Die CBP-Richtlinie zur Durchsuchung von Geräten wurde mehrere Jahre erlassen, nachdem ein Bundesberufungsgericht entschieden hatte, dass eine forensische Kopie der Festplatte eines Verdächtigen „im Wesentlichen eine Computerstreifensuche“ gewesen sei, und sagte, dass die Bedenken der Beamten in Bezug auf Kriminalität „keine uneingeschränkten Durchsuchungen zur Verbrechensbekämpfung rechtfertigten oder ein unregulierter Angriff auf die privaten Informationen der Bürger.“

Der Berater von Wyden sagte auch, dass die CBP-Datenbank von den Beamten nicht verlangt, den Zweck ihrer Suche aufzuzeichnen, eine übliche technische Schutzmaßnahme gegen Missbrauch des Datenzugriffs. CBP-Beamte sagten, dass alle Suchen für eine spätere Prüfung verfolgt werden.

Das Office of Inspector General des DHS sagte in einem Bericht aus dem Jahr 2018, dass Beamte ihre Gerätedurchsuchungen nicht immer vollständig dokumentiert hätten, was es schwierig mache, zu überprüfen, ob sie ordnungsgemäß durchgeführt worden seien. CBP-Beamte sagten damals, dass sie eine genauere Überwachung durchführen würden.

Aber in einem Folgebericht aus dem letzten Jahr sagte das Büro des Generalinspektors, dass die Agentur weiterhin „Herausforderungen“ bei der ausreichenden Verwaltung der Durchsuchungen von Telefonen von Menschen habe. CBP sagte, es arbeite daran, die Probleme anzugehen.

Das „Advanced Search“-Programm, das 2007 als Projekt namens Document and Media Exploitation begann, wurde auf mehr als 130 Einreisehäfen ausgeweitet, sagte das Büro des Generalinspektors in seinem Bericht vom letzten Jahr.
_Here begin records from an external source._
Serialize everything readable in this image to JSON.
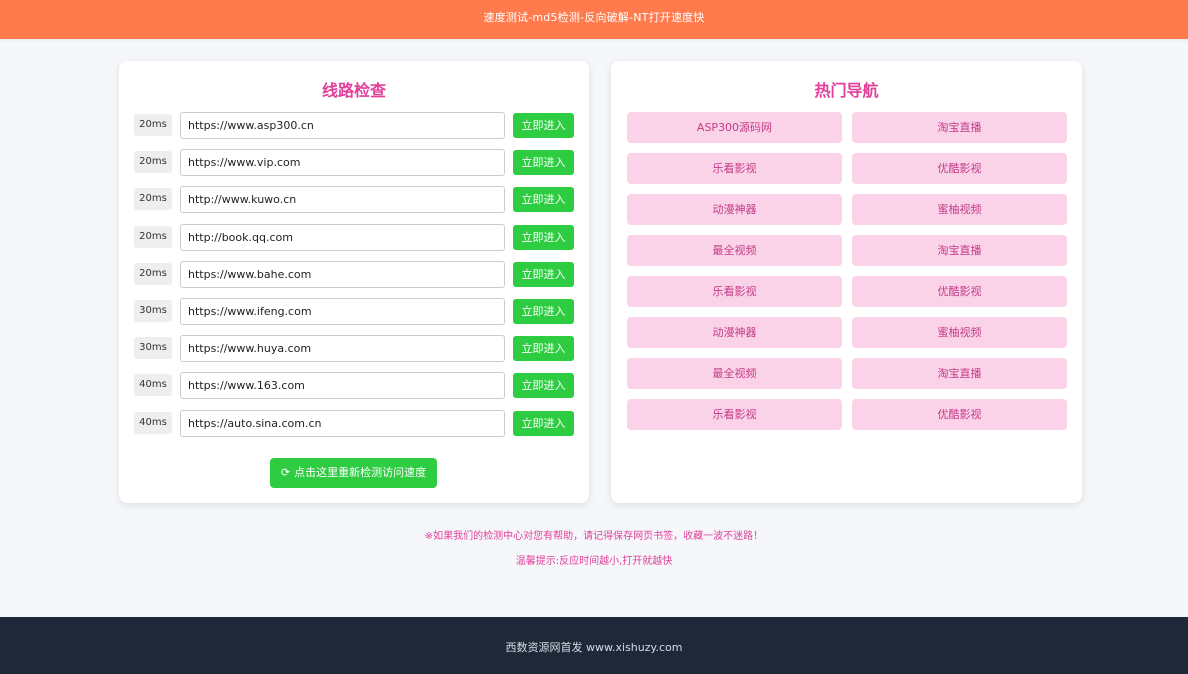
{
  "header": {
    "subtitle": "速度测试-md5检测-反向破解-NT打开速度快"
  },
  "lines_panel": {
    "title": "线路检查",
    "button_label": "立即进入",
    "rows": [
      {
        "latency": "20ms",
        "url": "https://www.asp300.cn"
      },
      {
        "latency": "20ms",
        "url": "https://www.vip.com"
      },
      {
        "latency": "20ms",
        "url": "http://www.kuwo.cn"
      },
      {
        "latency": "20ms",
        "url": "http://book.qq.com"
      },
      {
        "latency": "20ms",
        "url": "https://www.bahe.com"
      },
      {
        "latency": "30ms",
        "url": "https://www.ifeng.com"
      },
      {
        "latency": "30ms",
        "url": "https://www.huya.com"
      },
      {
        "latency": "40ms",
        "url": "https://www.163.com"
      },
      {
        "latency": "40ms",
        "url": "https://auto.sina.com.cn"
      }
    ],
    "retest_label": "点击这里重新检测访问速度",
    "retest_icon": "refresh-icon"
  },
  "nav_panel": {
    "title": "热门导航",
    "items": [
      "ASP300源码网",
      "淘宝直播",
      "乐看影视",
      "优酷影视",
      "动漫神器",
      "蜜柚视频",
      "最全视频",
      "淘宝直播",
      "乐看影视",
      "优酷影视",
      "动漫神器",
      "蜜柚视频",
      "最全视频",
      "淘宝直播",
      "乐看影视",
      "优酷影视"
    ]
  },
  "notices": {
    "line1": "※如果我们的检测中心对您有帮助，请记得保存网页书签，收藏一波不迷路！",
    "line2": "温馨提示:反应时间越小,打开就越快"
  },
  "footer": {
    "text": "西数资源网首发 www.xishuzy.com"
  },
  "colors": {
    "header_bg": "#ff7b4d",
    "accent_pink": "#e2409a",
    "nav_item_bg": "#fbd3e8",
    "button_green": "#2ecc40",
    "footer_bg": "#1e2838"
  }
}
CBP hat im Laufe der Jahre Informationen von den Geräten der Menschen an die Einwanderungs- und Zollbehörden, die örtlichen Polizeibehörden und das FBI zur weiteren Untersuchung weitergeleitet, heißt es in dem Bericht.

CBP-Beamte geben Reisenden ein gedrucktes Dokument, in dem steht, dass die Durchsuchung „obligatorisch“ sei, aber das Dokument erwähnt nicht, dass Daten 15 Jahre lang aufbewahrt werden können und dass Tausende von Beamten darauf zugreifen können.

Die Beamten müssen Reisenden das Dokument vor der Durchsuchung auch nicht aushändigen, was bedeutet, dass einige Reisende ihre Rechte, die Durchsuchung abzulehnen, möglicherweise nicht vollständig verstehen, bis sie ihre Telefone übergeben haben, sagte der Wyden-Assistent.

CBP-Beamte sagten nicht, mit welcher Technologie sie Daten von Telefonen und Laptops erfassten, aber Bundesdokumente zeigen, dass die Behörde zuvor forensische Tools von Unternehmen wie Cellebrite und Grayshift verwendet hat, um auf Geräte zuzugreifen und deren Inhalte zu extrahieren.

Ein CBP-Beamter, der eine Durchsuchung des Systems durchführt, wird nur Telefondaten sehen, die von Kontrollpunkten in seinem Teil des Landes extrahiert wurden, teilten die Leiter der Agentur Wydens Büro mit. Den Beamten wird jedoch mitgeteilt, dass in den Daten aus einer anderen Region ein Treffer gefunden wurde, und sie dürfen um Erlaubnis bitten, diese Daten zu überprüfen. CBP hat nicht gesagt, wie viele solcher Anfragen gestellt, erfüllt oder abgelehnt wurden.

Die CBP-Enthüllungen erinnern an ein Programm der National Security Agency, das erstmals 2013 von Edward Snowden enthüllt wurde und einst im Rahmen einer Überwachungsinitiative gegen mutmaßliche Terroristen die Telefonaufzeichnungen von Millionen von Amerikanern erbeutete. Da die Beamten den Aufzeichnungen eines Telefons zum nächsten folgen oder „hüpfen“ konnten, stellte sich heraus, dass das System die Aufzeichnungen von Millionen von Menschen offengelegt hatte, die keiner Straftat verdächtigt wurden.

Die NSA beendete das Programm im Jahr 2019 mit der Begründung, dass einige der Daten irrtümlich erfasst worden seien und dass das System bei der Verfolgung von Terroristen oder der Verbrechensbekämpfung nicht allzu nützlich gewesen sei.